Antiques are still a presence on Main Street, although Arts & Antiques closed in 2020, after 34 years. You can still find gems at The Cold Spring Antique Vault (formerly The Cold Spring Antiques Center), Antique Alley, and Once Upon a Time, where you can also get your doll repaired.
Another casuality of the pandemic was Burkelman, the popular home store, which maintains its flagship in NYC and an online presence. Still, you can fill your home and empty your wallet pretty easily with visits to Cold Spring General Store and The Apothecary. And, keep the blahs out of your at-home work or school space with some fun writing, painting, and drawing goods from Supplies for Creative Living.
For vintage clothing try Vintage Violet and newcomer DamnAged Vintage, where fall signage, keeping with the village’s tweaky tone, announced “Nothing haunts us like the vintage we didn’t buy.” Truer words were never spoken.
Before you head home, make sure to stock up on provisions to remind you of your visit. Go to Cold Spring Cheese Shop for cheese and charcuterie (order platters online, in advance); Spice Revolution for spices, coffee, tea, and sugar; and Flowercup Wine, for wine, spirits, and more.
Brunch: Hudson Hil’s Cafe
Beer: Doug’s Pretty Good Pub
Breakfast: Foundry Cafe
Romantic Dinner: Cathryn’s Tuscan Grille
Hiking: Breakneck Mountain
Contemporary Art: Magazzino Italian Art
Riverside Cocktail: Riverview
Scenic Walk: Dockside Park
Burger: Cold Spring Depot
Ice Cream: Moo Moo’s Creamery
While Nyack is home to exceptional shopping year-round, Nyack’s Winter Wanderland is a seasonal experience that’s bringing the community together to shop safely through the end of February. The ongoing winter event is designed to support small businesses during the slower, colder months by encouraging sidewalk shopping with festive lights, warm fire pits, music, and hearty food and hot drinks.
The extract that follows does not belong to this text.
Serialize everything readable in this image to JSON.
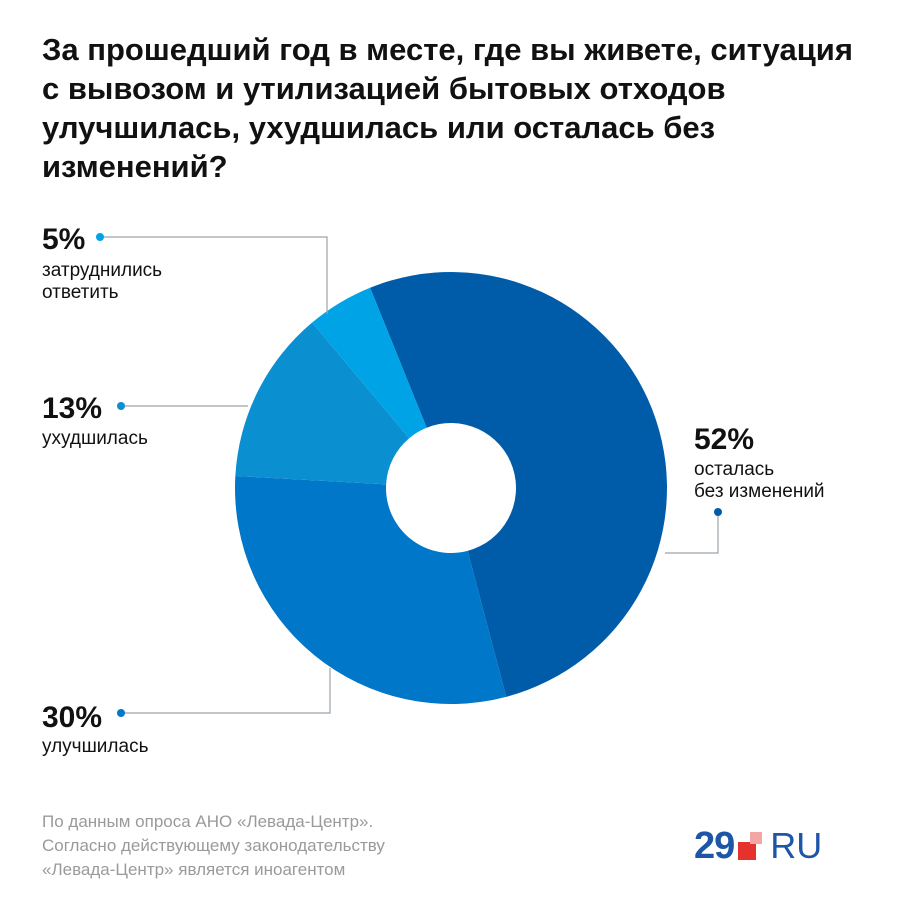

Here are five stores to stop at during Wanderland, and the rest of the year.
Plant and lifestyle shop Bridge Street Botanicals offers a variety of houseplants to take home, handmade pottery, CBD products, and incense.
At Squash Blossom on Burd Street, you’ll find one of the largest collections of authentic Native American jewelry and crafts on the East Coast.
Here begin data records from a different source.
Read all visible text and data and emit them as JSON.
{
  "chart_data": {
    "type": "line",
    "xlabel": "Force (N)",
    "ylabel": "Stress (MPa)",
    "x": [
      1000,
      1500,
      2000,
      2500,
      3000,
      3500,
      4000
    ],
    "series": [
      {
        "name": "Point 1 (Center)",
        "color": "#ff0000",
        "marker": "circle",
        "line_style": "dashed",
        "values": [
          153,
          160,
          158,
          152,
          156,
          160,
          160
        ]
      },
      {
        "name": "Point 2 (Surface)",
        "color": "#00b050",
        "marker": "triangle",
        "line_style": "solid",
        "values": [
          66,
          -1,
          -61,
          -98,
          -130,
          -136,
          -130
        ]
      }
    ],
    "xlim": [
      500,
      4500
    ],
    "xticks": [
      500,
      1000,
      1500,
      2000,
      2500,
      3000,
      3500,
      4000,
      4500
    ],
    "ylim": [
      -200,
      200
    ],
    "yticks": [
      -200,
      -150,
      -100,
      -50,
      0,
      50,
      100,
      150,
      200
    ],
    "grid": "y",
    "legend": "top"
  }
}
On South Broadway, it’s hard to miss the vibrant blue and yellow storefront at Pickwick Book Shop, the only lasting independent brick and mortar bookstore in Rockland County, open since 1945.
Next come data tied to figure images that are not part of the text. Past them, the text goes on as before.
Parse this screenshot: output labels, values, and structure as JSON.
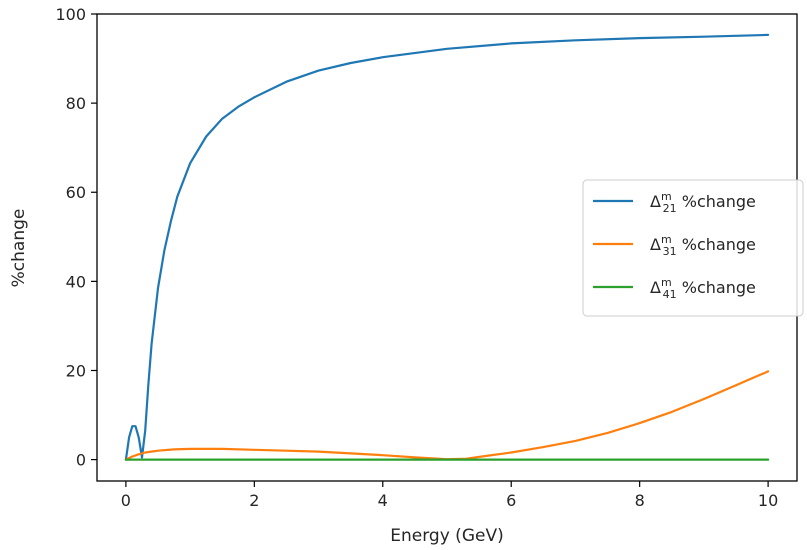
{
  "chart_data": {
    "type": "line",
    "xlabel": "Energy (GeV)",
    "ylabel": "%change",
    "xlim": [
      -0.45,
      10.45
    ],
    "ylim": [
      -4.8,
      100
    ],
    "xticks": [
      0,
      2,
      4,
      6,
      8,
      10
    ],
    "yticks": [
      0,
      20,
      40,
      60,
      80,
      100
    ],
    "grid": false,
    "legend_position": "center-right",
    "series": [
      {
        "name": "Δ21m %change",
        "legend_main": "Δ",
        "legend_sup": "m",
        "legend_sub": "21",
        "legend_suffix": " %change",
        "color": "#1f77b4",
        "x": [
          0.0,
          0.05,
          0.1,
          0.15,
          0.2,
          0.25,
          0.3,
          0.35,
          0.4,
          0.5,
          0.6,
          0.7,
          0.8,
          1.0,
          1.25,
          1.5,
          1.75,
          2.0,
          2.5,
          3.0,
          3.5,
          4.0,
          5.0,
          6.0,
          7.0,
          8.0,
          9.0,
          10.0
        ],
        "values": [
          0.0,
          5.0,
          7.5,
          7.5,
          5.0,
          0.5,
          6.5,
          17.0,
          26.0,
          38.5,
          47.0,
          53.5,
          59.0,
          66.5,
          72.5,
          76.5,
          79.2,
          81.3,
          84.8,
          87.3,
          89.0,
          90.3,
          92.2,
          93.4,
          94.1,
          94.6,
          94.9,
          95.3
        ]
      },
      {
        "name": "Δ31m %change",
        "legend_main": "Δ",
        "legend_sup": "m",
        "legend_sub": "31",
        "legend_suffix": " %change",
        "color": "#ff7f0e",
        "x": [
          0.0,
          0.1,
          0.2,
          0.3,
          0.5,
          0.75,
          1.0,
          1.25,
          1.5,
          2.0,
          2.5,
          3.0,
          3.5,
          4.0,
          4.5,
          5.0,
          5.3,
          5.6,
          6.0,
          6.5,
          7.0,
          7.5,
          8.0,
          8.5,
          9.0,
          9.5,
          10.0
        ],
        "values": [
          0.0,
          0.7,
          1.2,
          1.6,
          2.0,
          2.3,
          2.4,
          2.4,
          2.4,
          2.2,
          2.0,
          1.8,
          1.4,
          1.0,
          0.5,
          0.1,
          0.2,
          0.8,
          1.6,
          2.8,
          4.2,
          6.0,
          8.2,
          10.7,
          13.6,
          16.7,
          19.8
        ]
      },
      {
        "name": "Δ41m %change",
        "legend_main": "Δ",
        "legend_sup": "m",
        "legend_sub": "41",
        "legend_suffix": " %change",
        "color": "#2ca02c",
        "x": [
          0.0,
          10.0
        ],
        "values": [
          0.0,
          0.0
        ]
      }
    ]
  }
}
A new addition to the South Broadway scene is Abigail Rose & Lily Too, a clothing shop for women and children that relocated from nearby Piermont in August 2020. The store is run by Abigail and Lily Chapin (the namesake inspiration for their mother who opened the store in 1987), who also tour as working musicians with their band, The Chapin Sisters.
Next door is boutique Maria Luisa and neighboring satellite sister store ML by Maria Luisa. The shops carry everything from women’s clothing to candles to children’s toys, and ML focuses specifically on bringing in eco-friendly, fair trade, and handmade goods.